Following the likes of Pune, Indore, Bhopal and Hyderabad, now Ahmedabad is set to hit the capital market with municipal bonds within the first fortnight of January 2019. Ahmedabad Municipal Corporation (AMC) is banking on the two AA+ ratings that it bagged recently, along with a rise in revenue streams to attract investments on the instrument.
According to Vijay Nehra, municipal commissioner, AMC, the Rs 200 crore taxable municipal bond would be the city's fifth after it had raised one each in 1998, 2002, 2004 and 2005.
In the current financial year 2018-19, AMC has bagged AA+ rating from two agencies including Crisil and India Rating, thereby hoping for banks, mutual funds, pension funds as well as insurance companies to invest in its bonds. "This is also because instruments with AA+ rating are considered to have the highest degree of safety regarding timely servicing of financial obligation and having lowest credit risk," said Nehra.
"The ratings have come on the back of the corporation witnessing a 28 per cent rise in tax collection, reduction in power costs due to 100 per cent LED conversion and windmill projects, increase in non-tax revenue income as well as reduction in interest costs by Rs 135 crore through loan restructuring," said Nehra.
AMC, which is incurring a capital expenditure worth Rs 600 crore for water supply, waste management and other infrastructure projects including cleaning of Sabarmati river, is expecting to raise Rs 400 crore of it from the government and the rest Rs 200 crore through municipal bonds.
While there seems to be some buoyancy returning to cities raising funds through municipal bonds, analysts believe the market is still at a nascent stage for the instruments among investors.

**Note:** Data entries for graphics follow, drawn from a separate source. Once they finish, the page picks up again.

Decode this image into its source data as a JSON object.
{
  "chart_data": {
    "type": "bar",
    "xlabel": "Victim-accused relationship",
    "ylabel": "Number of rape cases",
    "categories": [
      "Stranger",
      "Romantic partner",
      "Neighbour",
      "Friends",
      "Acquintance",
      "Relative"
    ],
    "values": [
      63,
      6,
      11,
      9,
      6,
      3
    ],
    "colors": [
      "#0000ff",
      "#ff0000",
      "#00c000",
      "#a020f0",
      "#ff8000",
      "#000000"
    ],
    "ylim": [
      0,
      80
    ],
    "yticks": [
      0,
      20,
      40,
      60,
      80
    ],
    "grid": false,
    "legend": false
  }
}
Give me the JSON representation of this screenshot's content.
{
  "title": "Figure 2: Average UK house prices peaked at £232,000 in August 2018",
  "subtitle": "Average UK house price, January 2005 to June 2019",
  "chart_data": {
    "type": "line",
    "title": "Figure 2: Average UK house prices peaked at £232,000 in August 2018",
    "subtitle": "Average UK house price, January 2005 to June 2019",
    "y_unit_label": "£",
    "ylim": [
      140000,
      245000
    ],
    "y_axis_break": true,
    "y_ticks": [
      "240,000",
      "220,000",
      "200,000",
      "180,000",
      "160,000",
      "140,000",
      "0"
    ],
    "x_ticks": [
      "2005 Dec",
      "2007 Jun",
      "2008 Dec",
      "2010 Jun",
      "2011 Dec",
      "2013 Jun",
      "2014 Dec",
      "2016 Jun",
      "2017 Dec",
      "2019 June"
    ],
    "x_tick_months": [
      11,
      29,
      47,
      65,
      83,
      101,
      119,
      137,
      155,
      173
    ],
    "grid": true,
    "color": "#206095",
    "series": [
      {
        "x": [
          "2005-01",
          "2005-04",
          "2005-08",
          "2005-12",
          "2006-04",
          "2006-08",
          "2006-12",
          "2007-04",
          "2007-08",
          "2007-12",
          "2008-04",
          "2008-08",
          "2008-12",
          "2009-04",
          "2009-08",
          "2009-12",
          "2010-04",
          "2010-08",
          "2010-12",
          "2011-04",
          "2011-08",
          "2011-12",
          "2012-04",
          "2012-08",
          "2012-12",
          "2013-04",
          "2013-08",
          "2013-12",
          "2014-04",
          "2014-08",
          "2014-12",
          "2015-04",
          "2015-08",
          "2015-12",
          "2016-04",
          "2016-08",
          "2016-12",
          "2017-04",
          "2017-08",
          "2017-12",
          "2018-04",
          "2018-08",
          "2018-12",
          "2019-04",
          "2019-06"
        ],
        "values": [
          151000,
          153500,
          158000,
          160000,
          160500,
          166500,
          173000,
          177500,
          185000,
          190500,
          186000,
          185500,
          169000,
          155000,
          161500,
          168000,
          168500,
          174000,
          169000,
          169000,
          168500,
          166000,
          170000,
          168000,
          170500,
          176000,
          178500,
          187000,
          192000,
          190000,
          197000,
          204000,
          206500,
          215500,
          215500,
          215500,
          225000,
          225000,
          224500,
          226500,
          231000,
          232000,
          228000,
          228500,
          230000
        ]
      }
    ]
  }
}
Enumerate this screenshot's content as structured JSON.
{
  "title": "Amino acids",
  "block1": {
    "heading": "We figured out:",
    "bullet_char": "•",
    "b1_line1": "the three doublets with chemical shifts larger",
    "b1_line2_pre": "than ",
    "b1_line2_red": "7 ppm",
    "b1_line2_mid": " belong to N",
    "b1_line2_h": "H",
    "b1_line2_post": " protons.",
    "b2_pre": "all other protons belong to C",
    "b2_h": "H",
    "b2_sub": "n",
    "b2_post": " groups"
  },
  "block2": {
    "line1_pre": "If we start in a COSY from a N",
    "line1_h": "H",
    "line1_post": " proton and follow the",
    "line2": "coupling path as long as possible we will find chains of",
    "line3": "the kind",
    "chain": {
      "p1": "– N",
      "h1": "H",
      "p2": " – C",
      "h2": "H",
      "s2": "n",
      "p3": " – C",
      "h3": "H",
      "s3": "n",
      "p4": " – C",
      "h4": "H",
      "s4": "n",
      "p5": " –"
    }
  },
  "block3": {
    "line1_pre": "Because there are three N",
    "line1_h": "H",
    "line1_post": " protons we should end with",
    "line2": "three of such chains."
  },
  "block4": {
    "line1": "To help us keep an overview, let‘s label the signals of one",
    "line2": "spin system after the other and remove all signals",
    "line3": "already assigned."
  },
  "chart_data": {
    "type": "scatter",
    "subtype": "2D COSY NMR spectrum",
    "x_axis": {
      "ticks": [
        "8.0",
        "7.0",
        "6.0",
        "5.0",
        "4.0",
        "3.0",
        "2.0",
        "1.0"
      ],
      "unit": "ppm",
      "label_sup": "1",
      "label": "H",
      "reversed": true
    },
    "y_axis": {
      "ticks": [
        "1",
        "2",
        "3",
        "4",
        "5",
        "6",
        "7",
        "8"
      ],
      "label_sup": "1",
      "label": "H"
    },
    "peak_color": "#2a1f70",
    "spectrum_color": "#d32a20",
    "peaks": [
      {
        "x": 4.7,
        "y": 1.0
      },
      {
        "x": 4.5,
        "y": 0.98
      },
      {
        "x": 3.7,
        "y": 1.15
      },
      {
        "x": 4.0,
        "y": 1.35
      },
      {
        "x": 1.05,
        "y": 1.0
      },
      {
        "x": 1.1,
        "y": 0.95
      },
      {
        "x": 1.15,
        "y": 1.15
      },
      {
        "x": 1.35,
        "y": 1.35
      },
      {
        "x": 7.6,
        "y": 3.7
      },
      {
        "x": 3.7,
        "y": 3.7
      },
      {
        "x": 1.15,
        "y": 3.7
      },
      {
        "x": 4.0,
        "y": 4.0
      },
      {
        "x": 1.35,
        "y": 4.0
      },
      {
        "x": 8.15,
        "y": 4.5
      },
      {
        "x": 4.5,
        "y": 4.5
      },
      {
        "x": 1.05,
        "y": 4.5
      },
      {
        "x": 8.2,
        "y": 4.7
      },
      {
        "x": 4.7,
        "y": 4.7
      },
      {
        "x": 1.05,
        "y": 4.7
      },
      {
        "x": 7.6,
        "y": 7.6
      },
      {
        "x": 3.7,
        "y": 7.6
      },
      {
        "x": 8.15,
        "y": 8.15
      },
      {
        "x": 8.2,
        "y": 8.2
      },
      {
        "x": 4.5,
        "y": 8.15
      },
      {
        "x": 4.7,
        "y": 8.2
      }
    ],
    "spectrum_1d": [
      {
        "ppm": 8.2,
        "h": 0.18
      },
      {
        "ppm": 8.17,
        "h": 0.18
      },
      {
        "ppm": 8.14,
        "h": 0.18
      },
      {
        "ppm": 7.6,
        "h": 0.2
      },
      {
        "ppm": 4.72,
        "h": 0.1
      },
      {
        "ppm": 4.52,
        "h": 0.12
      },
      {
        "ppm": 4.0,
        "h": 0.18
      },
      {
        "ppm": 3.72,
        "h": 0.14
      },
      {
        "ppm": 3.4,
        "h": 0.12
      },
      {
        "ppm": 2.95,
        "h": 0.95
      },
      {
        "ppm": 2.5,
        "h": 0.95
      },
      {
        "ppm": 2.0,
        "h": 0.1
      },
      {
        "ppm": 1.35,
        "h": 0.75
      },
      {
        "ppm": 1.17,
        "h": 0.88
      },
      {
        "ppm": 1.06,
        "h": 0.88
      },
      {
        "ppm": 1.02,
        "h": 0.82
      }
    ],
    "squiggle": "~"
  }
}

"While municipal bonds are the need of the hour, unfortunately, the instrument hasn't picked up despite being there since '90s. If we look at the asset class, the municipal bond as an instrument in itself is not very deep and underdeveloped. That is one challenge which municipalities are facing. Investors' perception of municipalities is also another challenge. One doesn't know much about the municipalities or how much money do they generate and act as a hindrance in awareness being low," said Devendra Pant, Chief Economist, India Ratings.
In recent times, municipal bonds have been picking up after Pune became the first city after a long time to issue one. It all began with Pune Municipal Corporation coming up with bonds worth Rs 200 crore in 2017 for funding a 24x7 water supply project.
Later in February 2018, Greater Hyderabad Municipal Corporation (GHMC) issued bonds worth Rs 200 crore for a strategic road development project. As per a Crisil estimate, municipalities are likely to raise Rs 15000 crore overall by 2023, of which Rs 6000 crore is likely to be raised through municipal bonds within the next three years. Indore issued Rs 140 crore worth of bonds, while Bhopal Municipal Corporation raised Rs 175 crore in September 2018.